Sept ans après la fin de l'opération Mare Nostrum, SOS MEDITERRANEE demande toujours qu'un dispositif européen de recherche et de sauvetage efficace, conforme au droit et répondant à des valeurs d'humanité, soit rétabli de toute urgence. Cela passe par le retour à une coordination efficace, rapide et non-exclusive, dans le plein respect du droit maritime, entre les autorités maritimes et tous les navires présents en mer. Le rétablissement d'une flotte européenne de recherche et de sauvetage est la seule option. L'Europe ne peut plus rester passive face à des naufrages récurrents alors qu'elle soutient sciemment un système d'abus inqualifiables en cautionnant les retours forcés en Libye.

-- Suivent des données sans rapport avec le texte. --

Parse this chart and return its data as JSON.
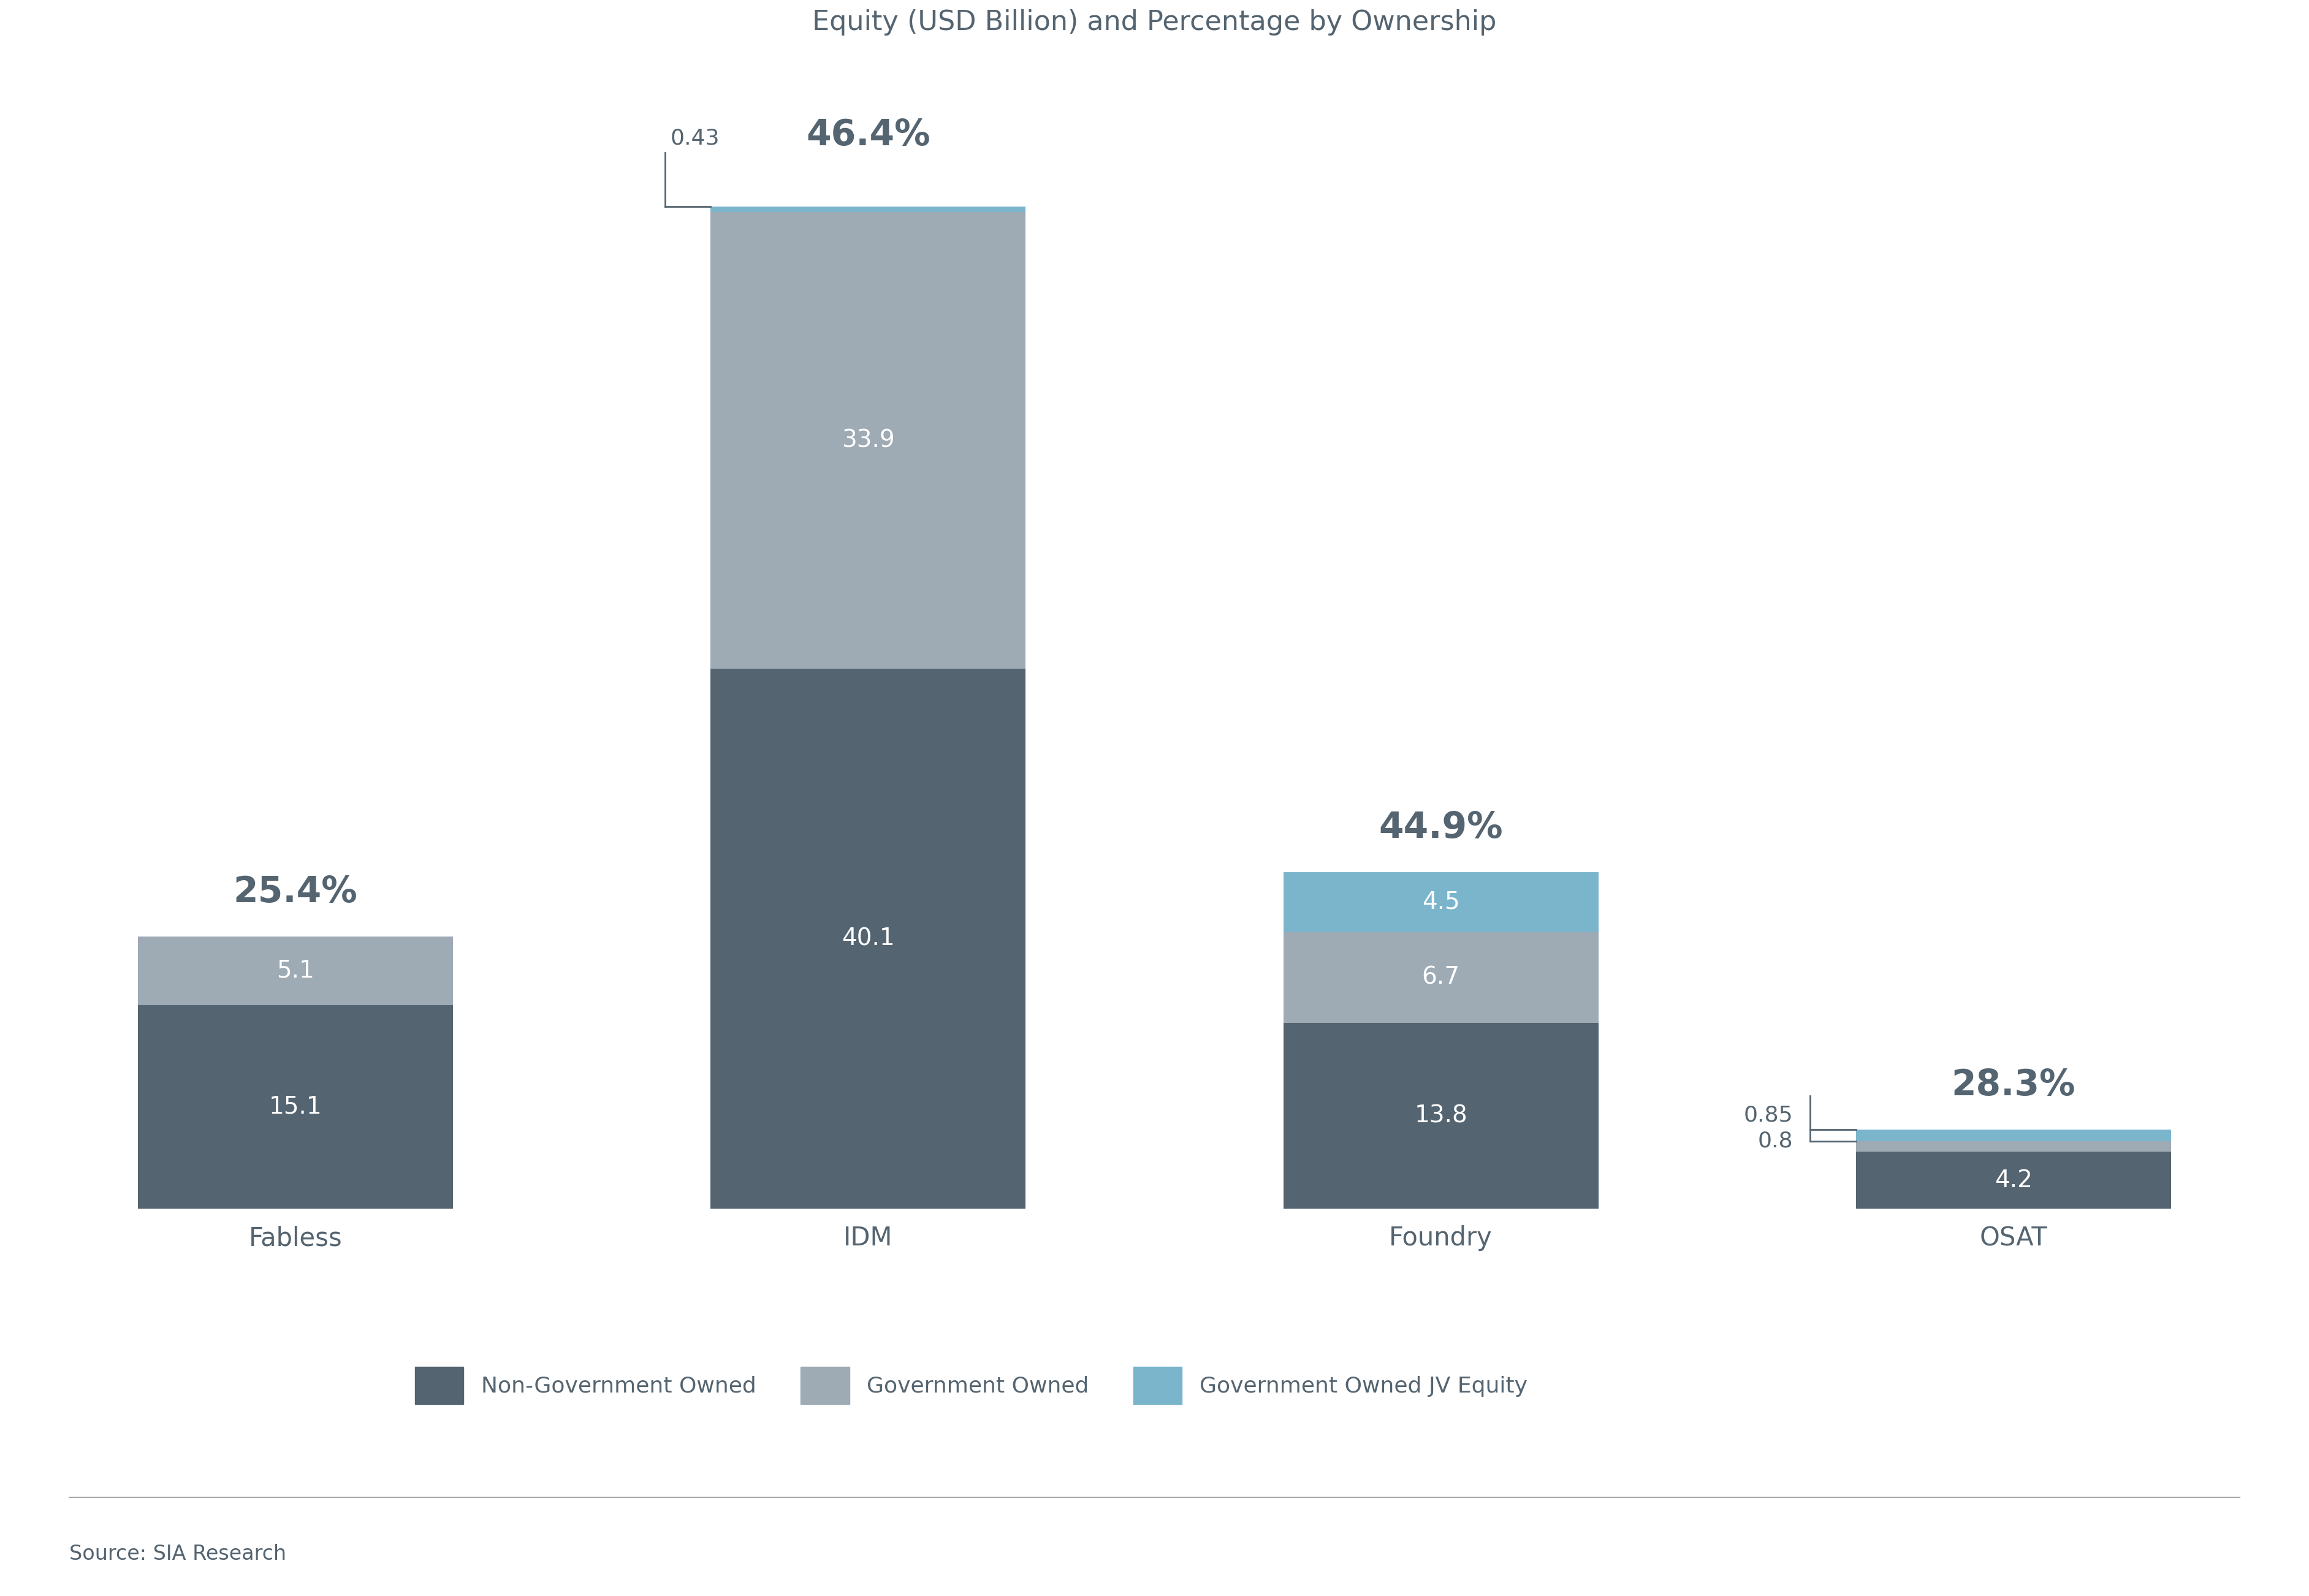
{
  "title": "Equity (USD Billion) and Percentage by Ownership",
  "categories": [
    "Fabless",
    "IDM",
    "Foundry",
    "OSAT"
  ],
  "non_gov": [
    15.1,
    40.1,
    13.8,
    4.2
  ],
  "gov_owned": [
    5.1,
    33.9,
    6.7,
    0.8
  ],
  "gov_jv": [
    0.0,
    0.43,
    4.5,
    0.85
  ],
  "percentages": [
    "25.4%",
    "46.4%",
    "44.9%",
    "28.3%"
  ],
  "color_non_gov": "#546470",
  "color_gov": "#9eaab4",
  "color_jv": "#7ab5cc",
  "background": "#ffffff",
  "text_color_dark": "#546470",
  "text_color_white": "#ffffff",
  "bar_width": 0.55,
  "x_positions": [
    0,
    1,
    2,
    3
  ],
  "legend_labels": [
    "Non-Government Owned",
    "Government Owned",
    "Government Owned JV Equity"
  ],
  "source": "Source: SIA Research",
  "title_fontsize": 32,
  "pct_fontsize": 42,
  "label_fontsize": 30,
  "bar_label_fontsize": 28,
  "small_label_fontsize": 26,
  "legend_fontsize": 26,
  "source_fontsize": 24,
  "ylim_max": 85
}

« Europe, nous sommes tes citoyens et nous avons vu le pire cette semaine. Il nous reste l'espoir que tout cela ne sera pas vain. Nous avons besoin d'une intervention humaine répondant à des valeurs d'humanité pour que cesse immédiatement cette catastrophe » a encore déclaré Sophie Beau.
*Le nom a été changé.
Note
Le 27 avril, l'équipe de l'Ocean Viking a porté secours à 236 hommes, femmes et enfants de deux embarcations pneumatiques en détresse dans les eaux internationales de la zone de recherche et de sauvetage libyenne. Quelques jours avant l'opération de sauvetage, le 22 avril, l'équipe avait été témoin des conséquences d'un effroyable naufrage qui a fait 130 victimes, toujours dans la zone de recherche et de sauvetage libyenne. Une douzaine de cadavres ont été vus par l'équipe à bord de l'Ocean Viking. Dans les heures qui ont précédé la découverte des restes du naufrage, aucune information n'a été communiquée par les autorités compétentes à l'Ocean Viking, seul navire de sauvetage humanitaire alors présent dans la zone. Aucun centre de coordination des secours maritimes n'a assuré une coordination efficace du cas de détresse. Ce n'est qu'après-coup que l'agence européenne de garde-frontières et de garde-côtes Frontex a révélé que c'était l'un de ses avions de patrouille qui avait lancé deux appels MAYDAY pour le bateau en détresse. Trois navires marchands et l'Ocean Viking, navire de sauvetage civil, se sont coordonnés entre eux dans la zone pour organiser la recherche de survivant.e.s. Nos appels de soutien et de coordination sont une nouvelle fois restés sans réponse.
Le 28 avril, les garde-côtes libyens ont intercepté deux embarcations en détresse à proximité de l'Ocean Viking, sous les yeux des personnes rescapées et de l'équipe à bord. L'Organisation internationale pour les migrations (OIM) a confirmé que plus de 100 personnes ont été renvoyées de force en Libye. Selon un porte-parole de l'OIM, toutes ces personnes ont été emmenées dans des centres de détention, y compris les femmes et les enfants.